2001: A Space Odyssey Turns 50 and Its Soundtrack Endures

2001: A Space Odyssey.

The ongoing craze among orchestras to present films with live soundtracks has split into separate creative strands. One is focused on recent blockbusters where music is of a more secondary appeal:  that’s arguably the case with the “Home Alone” franchise or the later “Harry Potter” films. On the flip side are films that place music at the forefront, including “On the Waterfront” (music by Leonard Bernstein), “The Red Violin” (John Corigliano), and most significantly, “2001: A Space Odyssey.”

In the March 2018 issue of BBC Music Magazine, I look at how director Stanley Kubrick threw out sci-fi music conventions in “2001” by using works by Richard Strauss, Johann Strauss, Jr., Khachaturian and Ligeti. At the time of the film’s premiere – 50 years ago this April – sci-fi soundtracks were frequently of a “bloop-bleep” variety, using synthesizers to envision technological music of the future. Strauss Jr.’s Blue Danube Waltz was thus an ironic gesture, linking that future to 19th-century Vienna and highlighting the swirling grace and elegance of the universe. 

Kubrick also brought György Ligeti mainstream attention by using the Hungarian modernist’s music to underscore the film’s journeys into the unknown and bizarre.  We first hear Atmospheres against a black screen in the film’s opening. The Requiem becomes a signature motif of the mysterious monolith (appearing with Ligeti’s Lux Aeterna), and Atmosphères accompanies astronaut David Bowman’s journey into the psychedelic star gate. 


One music-geek side-note about the Requiem. Conductor Brad Lubman notes that because Ligeti’s music was very new  and uncharted territory for singers in 1968  the performances on the soundtrack made the score seem more modern than the composer had intended.

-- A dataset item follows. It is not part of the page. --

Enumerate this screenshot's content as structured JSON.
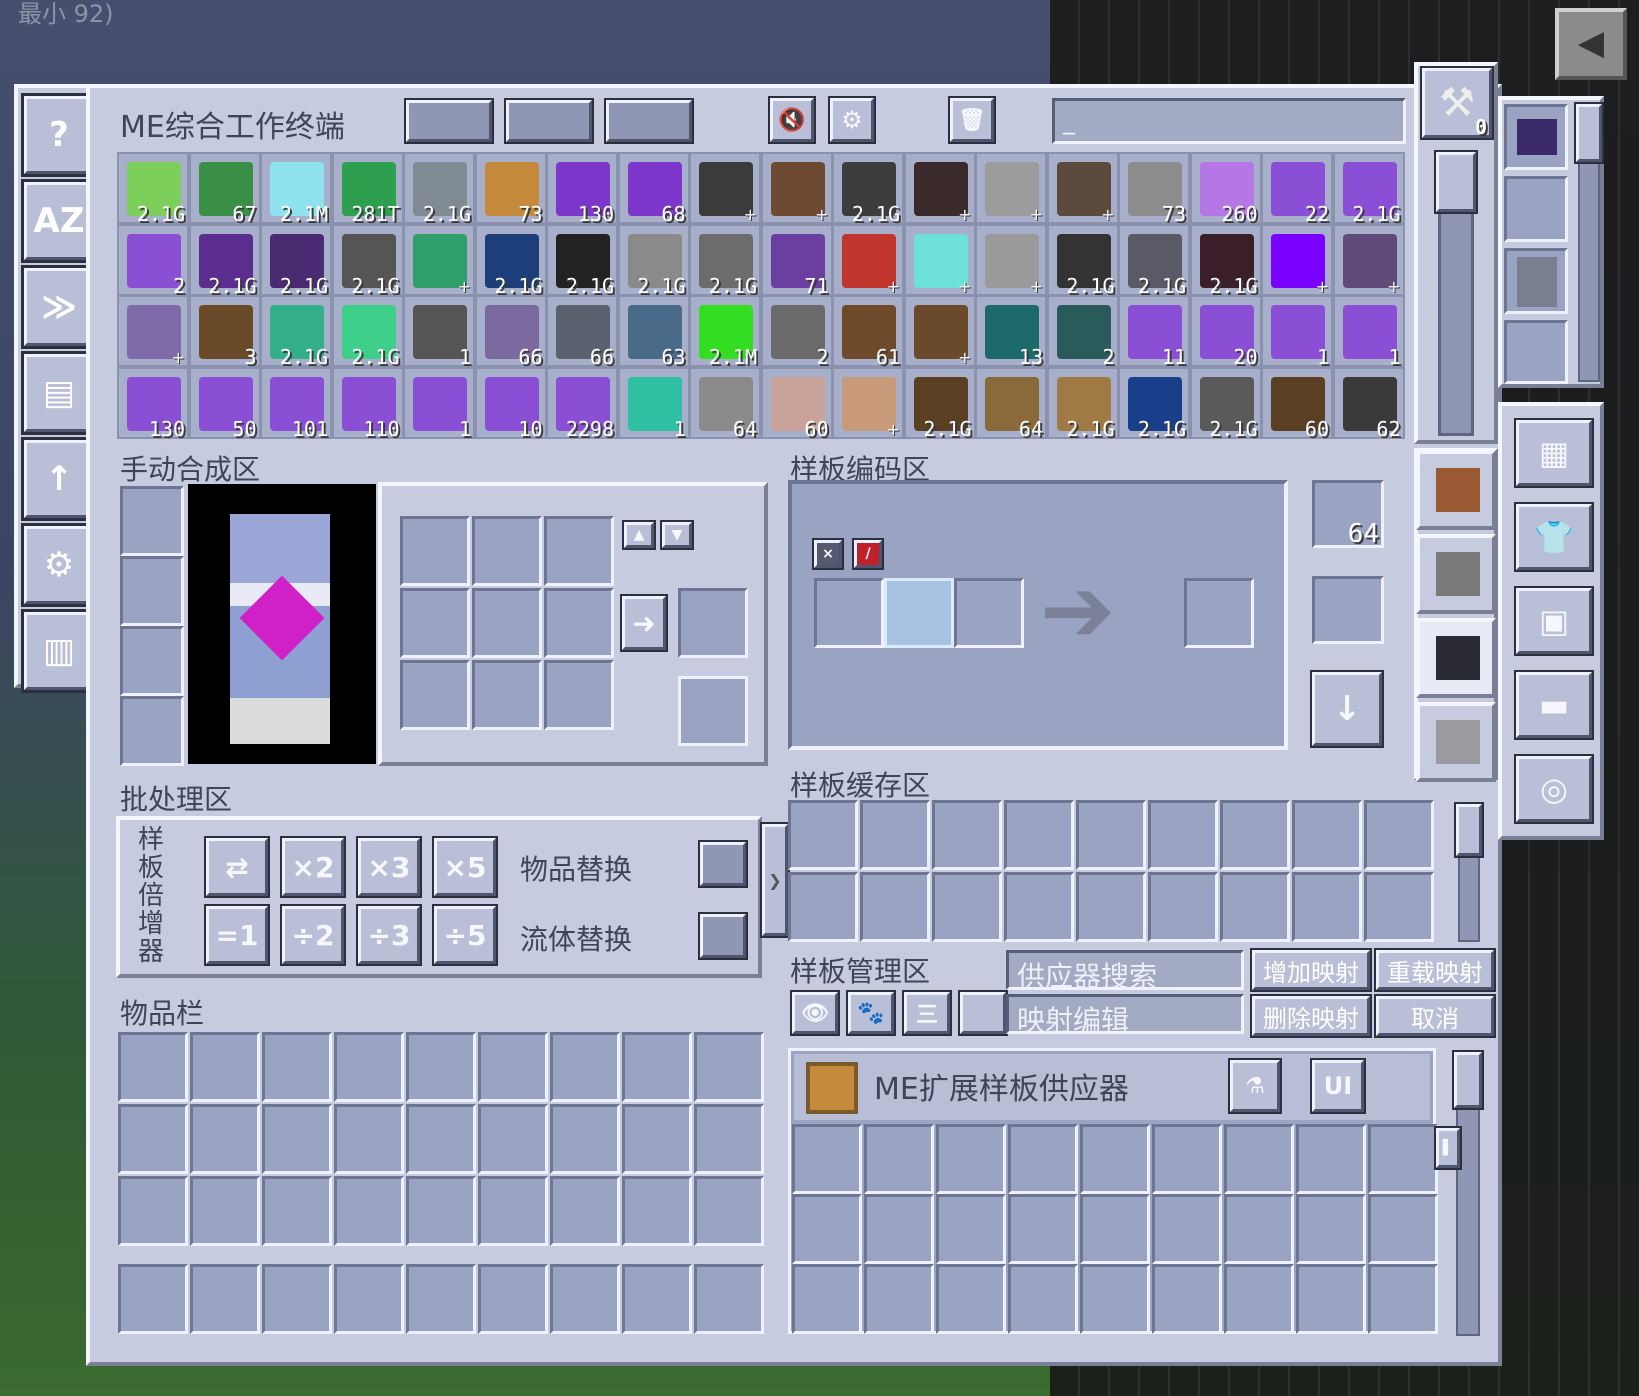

“There are things that are a little bit microtonal-sounding but it’s not actually written that way,” Lubman said. “There are no microtones. The couple times I’ve done it, what I always said to the choir, ‘Listen, the important thing here is the intention of the music and not so much whether we hear a perfect seven against five,’ or ‘your A-flat was a little too close to your A-natural.’ Because part of what makes that original recording so effective, so disturbing, is this was brand-new music and the height of difficulty.”

Lubman added that after he conducted a live-with-orchestra performance of “2001” at the Hollywood Bowl, he was struck by how Kubrick incorporates silence. “There are long silences where the orchestra’s sitting there and all you hear is the astronaut breathing,” he said. “Or towards the end where [Bowman] is an old man and lying on his bed, you think, ‘Wow man, that’s 20 or 30 minutes [without dialogue or music].’”

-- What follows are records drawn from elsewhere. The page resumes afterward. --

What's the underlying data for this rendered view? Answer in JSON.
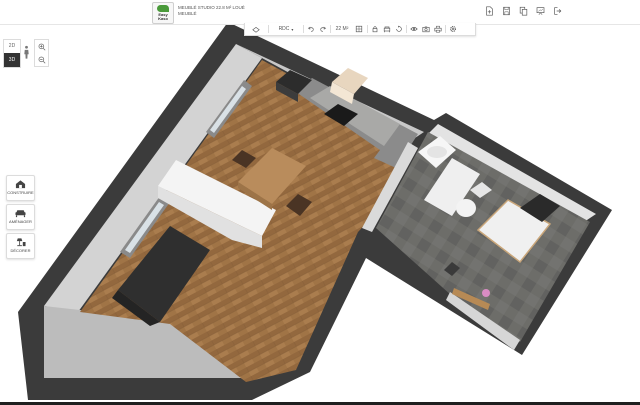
{
  "header": {
    "logo_text": "Easy Kaso",
    "project_title": "MEUBLÉ STUDIO 22.8 M² LOUÉ",
    "project_subtitle": "MEUBLÉ"
  },
  "toolbar": {
    "level_label": "RDC",
    "surface_label": "22 M²",
    "icons": [
      "floor-plan-icon",
      "undo-icon",
      "redo-icon",
      "measure-icon",
      "lock-icon",
      "furniture-icon",
      "rotate-icon",
      "eye-icon",
      "camera-icon",
      "print-icon",
      "settings-icon"
    ]
  },
  "top_icons": [
    "new-file-icon",
    "save-icon",
    "copy-icon",
    "presentation-icon",
    "exit-icon"
  ],
  "view_controls": {
    "mode_2d": "2D",
    "mode_3d": "3D"
  },
  "side_menu": {
    "items": [
      {
        "label": "CONSTRUIRE",
        "icon": "house-icon"
      },
      {
        "label": "AMÉNAGER",
        "icon": "sofa-icon"
      },
      {
        "label": "DÉCORER",
        "icon": "lamp-icon"
      }
    ]
  },
  "colors": {
    "wall_top": "#3a3a3a",
    "wood_floor": "#9c7045",
    "bath_floor": "#6a6a66",
    "accent_green": "#4a9a3a"
  }
}
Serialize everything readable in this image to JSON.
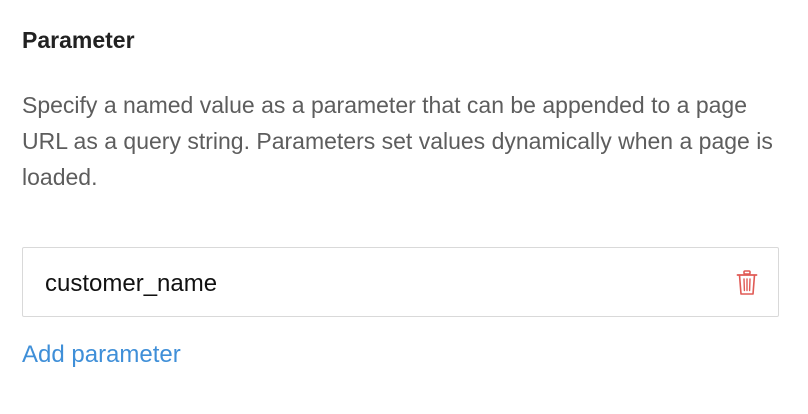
{
  "section": {
    "title": "Parameter",
    "description": "Specify a named value as a parameter that can be appended to a page URL as a query string. Parameters set values dynamically when a page is loaded."
  },
  "parameters": [
    {
      "name": "customer_name",
      "delete_icon": "trash-icon"
    }
  ],
  "actions": {
    "add_label": "Add parameter"
  },
  "colors": {
    "link": "#3f8fd8",
    "delete": "#e05a55",
    "border": "#d9d9d9"
  }
}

After the BBC Music article had gone to print, I received an e-mail from the conductor John Mauceri, who has recorded the music from “2001.”  “In short,” Mauceri summarized, “Kubrick and his music editor played with irony (Blue Danube) and gravity-free descriptive (Ligeti) – and of course straight-ahead musical lexicon for immense power as well as empathy for loneliness in traditional classical music terms (Strauss and Khachaturian).”

Indeed, Khachaturian’s unheralded Gayane suite serves an important purpose in “2001”: to create a feeling of eerie isolation as Bowman and Poole are going about mundane tasks aboard the Discovery, while the Hal-9000 does its malevolent work. As with Strauss’s Also Sprach Zarathustra, the music stands on its own, uninterrupted by dialogue or other sound effects.